A Dalliance with the Damned delivers on the promise of those final moments of Children and Monsters. The highlight here is undoubtedly the sequence where Lucifer creates a garden with a man and a woman in it, and gives them only one commandment: "Bow down to no one. Worship no one. Not even me." Of course, there's a snake in the garden, there always is. The snake in this case is an angel from our universe, who tells the man and the woman that if their maker will not give them strictures, they should make their own. And so it ends badly. But unlike the Lord, Lucifer admits that there must have been a flaw in his design, and so does away with them. Here is the true potential of a story about Lord Lucifer leaving Hell. If Lucifer decides not to rule in our universe anymore, what is the kind of place he would consider acceptable? Carey plays with some great ideas here, and comes up with answers that were new to me, at least.
The rest of A Dalliance with the Damned is good, too, thankfully.

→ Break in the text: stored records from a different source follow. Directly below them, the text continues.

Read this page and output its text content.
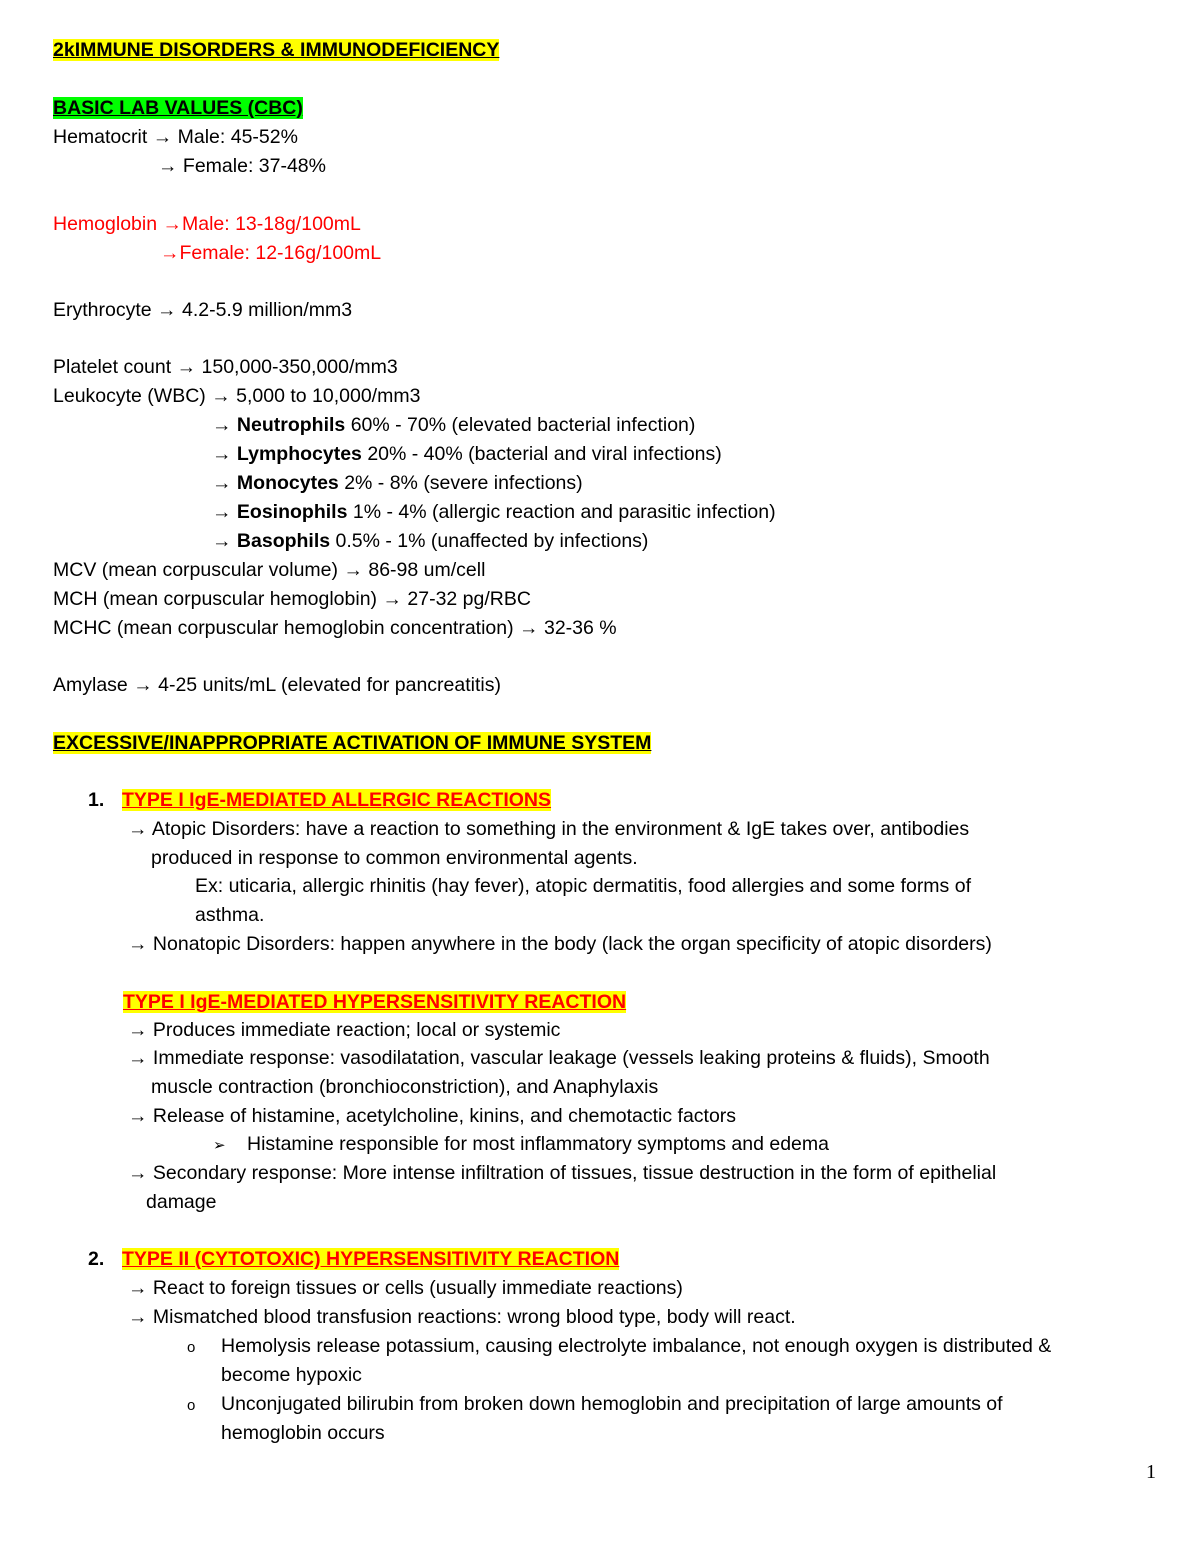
2kIMMUNE DISORDERS & IMMUNODEFICIENCY
BASIC LAB VALUES (CBC)
Hematocrit → Male: 45-52%
→ Female: 37-48%
Hemoglobin →Male: 13-18g/100mL
→Female: 12-16g/100mL
Erythrocyte → 4.2-5.9 million/mm3
Platelet count → 150,000-350,000/mm3
Leukocyte (WBC) → 5,000 to 10,000/mm3
→ Neutrophils 60% - 70% (elevated bacterial infection)
→ Lymphocytes 20% - 40% (bacterial and viral infections)
→ Monocytes 2% - 8% (severe infections)
→ Eosinophils 1% - 4% (allergic reaction and parasitic infection)
→ Basophils 0.5% - 1% (unaffected by infections)
MCV (mean corpuscular volume) → 86-98 um/cell
MCH (mean corpuscular hemoglobin) → 27-32 pg/RBC
MCHC (mean corpuscular hemoglobin concentration) → 32-36 %
Amylase → 4-25 units/mL (elevated for pancreatitis)
EXCESSIVE/INAPPROPRIATE ACTIVATION OF IMMUNE SYSTEM
1. TYPE I IgE-MEDIATED ALLERGIC REACTIONS
→ Atopic Disorders: have a reaction to something in the environment & IgE takes over, antibodies
produced in response to common environmental agents.
Ex: uticaria, allergic rhinitis (hay fever), atopic dermatitis, food allergies and some forms of
asthma.
→ Nonatopic Disorders: happen anywhere in the body (lack the organ specificity of atopic disorders)
TYPE I IgE-MEDIATED HYPERSENSITIVITY REACTION
→ Produces immediate reaction; local or systemic
→ Immediate response: vasodilatation, vascular leakage (vessels leaking proteins & fluids), Smooth
muscle contraction (bronchioconstriction), and Anaphylaxis
→ Release of histamine, acetylcholine, kinins, and chemotactic factors
➢ Histamine responsible for most inflammatory symptoms and edema
→ Secondary response: More intense infiltration of tissues, tissue destruction in the form of epithelial
damage
2. TYPE II (CYTOTOXIC) HYPERSENSITIVITY REACTION
→ React to foreign tissues or cells (usually immediate reactions)
→ Mismatched blood transfusion reactions: wrong blood type, body will react.
o Hemolysis release potassium, causing electrolyte imbalance, not enough oxygen is distributed &
become hypoxic
o Unconjugated bilirubin from broken down hemoglobin and precipitation of large amounts of
hemoglobin occurs
1
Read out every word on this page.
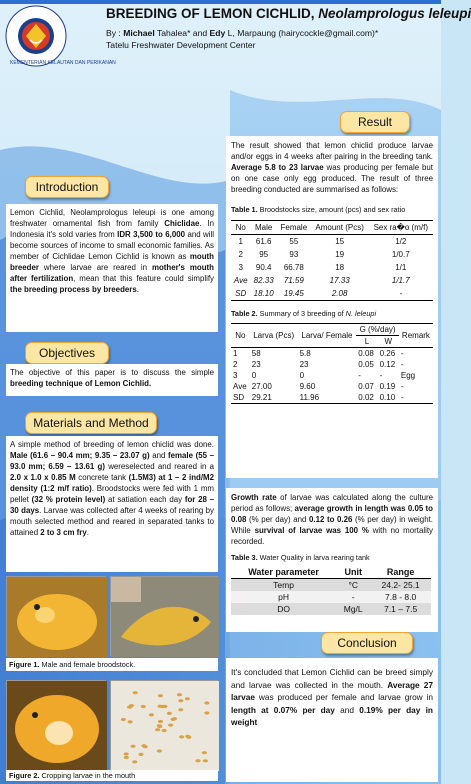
KEMENTERIAN KELAUTAN DAN PERIKANAN
BREEDING OF LEMON CICHLID, Neolamprologus leleupi
By : Michael Tahalea* and Edy L, Marpaung (hairycockle@gmail.com)*
Tatelu Freshwater Development Center
Result

The result showed that lemon chiclid produce larvae and/or eggs in 4 weeks after pairing in the breeding tank. Average 5.8 to 23 larvae was producing per female but on one case only egg produced. The result of three breeding conducted are summarised as follows:

Table 1. Broodstocks size, amount (pcs) and sex ratio
No	Male	Female	Amount (Pcs)	Sex ra�o (m/f)
1	61.6	55	15	1/2
2	95	93	19	1/0.7
3	90.4	66.78	18	1/1
Ave	82.33	71.59	17.33	1/1.7
SD	18.10	19.45	2.08	-
Table 2. Summary of 3 breeding of N. leleupi
No	Larva (Pcs)	Larva/ Female	G (%/day)		Remark
			L	W	
1	58	5.8	0.08	0.26	-
2	23	23	0.05	0.12	-
3	0	0	-	-	Egg
Ave	27.00	9.60	0.07	0.19	-
SD	29.21	11.96	0.02	0.10	-

Growth rate of larvae was calculated along the culture period as follows; average growth in length was 0.05 to 0.08 (% per day) and 0.12 to 0.26 (% per day) in weight. While survival of larvae was 100 % with no mortality recorded.

Table 3. Water Quality in larva rearing tank
Water parameter	Unit	Range
Temp	°C	24.2- 25.1
pH	-	7.8 - 8.0
DO	Mg/L	7.1 – 7.5
Conclusion

It's concluded that Lemon Cichlid can be breed simply and larvae was collected in the mouth. Average 27 larvae was produced per female and larvae grow in length at 0.07% per day and 0.19% per day in weight

Introduction

Lemon Cichlid, Neolamprologus leleupi is one among freshwater ornamental fish from family Chiclidae. In Indonesia it's sold varies from IDR 3,500 to 6,000 and will become sources of income to small economic families. As member of Cichlidae Lemon Cichlid is known as mouth breeder where larvae are reared in mother's mouth after fertilization, mean that this feature could simplify the breeding process by breeders.

Objectives

The objective of this paper is to discuss the simple breeding technique of Lemon Cichlid.

Materials and Method

A simple method of breeding of lemon chiclid was done. Male (61.6 – 90.4 mm; 9.35 – 23.07 g) and female (55 – 93.0 mm; 6.59 – 13.61 g) wereselected and reared in a 2.0 x 1.0 x 0.85 M concrete tank (1.5M3) at 1 – 2 ind/M2 density (1:2 m/f ratio). Broodstocks were fed with 1 mm pellet (32 % protein level) at satiation each day for 28 – 30 days. Larvae was collected after 4 weeks of rearing by mouth selected method and reared in separated tanks to attained 2 to 3 cm fry.

Figure 1. Male and female broodstock.
Figure 2. Cropping larvae in the mouth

While Lucifer is trying to arrange his garden, young Elaine Belloc discovers that she has more powers than she thought in an encounter with Brute and Glob of Simon/Kirby fame. Elaine ends up in Hell, but gets out; she's a good character, and provides a much-needed human anchor in the cosmic struggled that beset this series.
The bulk of the book is taken up by the story "A Dalliance with the Damned" itself, which is largely Lucifer-free, detailing political machinations in Effrul, a domain in Hell. What shakes things up in Effrul is that Lady Lys, the daughter of Lord Arux, the demon archduke of Effrul, brings a human up from the damned to be her sexual plaything. Christopher Rudd is a great character, a man who killed an innocent boy in a moment of anger three hundred years ago, and so has suffered ever since. Lady Lys even turns out to be a good character, which I did not anticipate at first, as she begins to take too much of an interest in her plaything. Complicated politics are the order of the day, but they're interesting politics, with good ideas backing them, and some pretty unexpected outcomes. I wouldn't have thought that a sidestep like this would work, but it does completely.
If Lucifer can keep this level of quality up, it will be a great series indeed.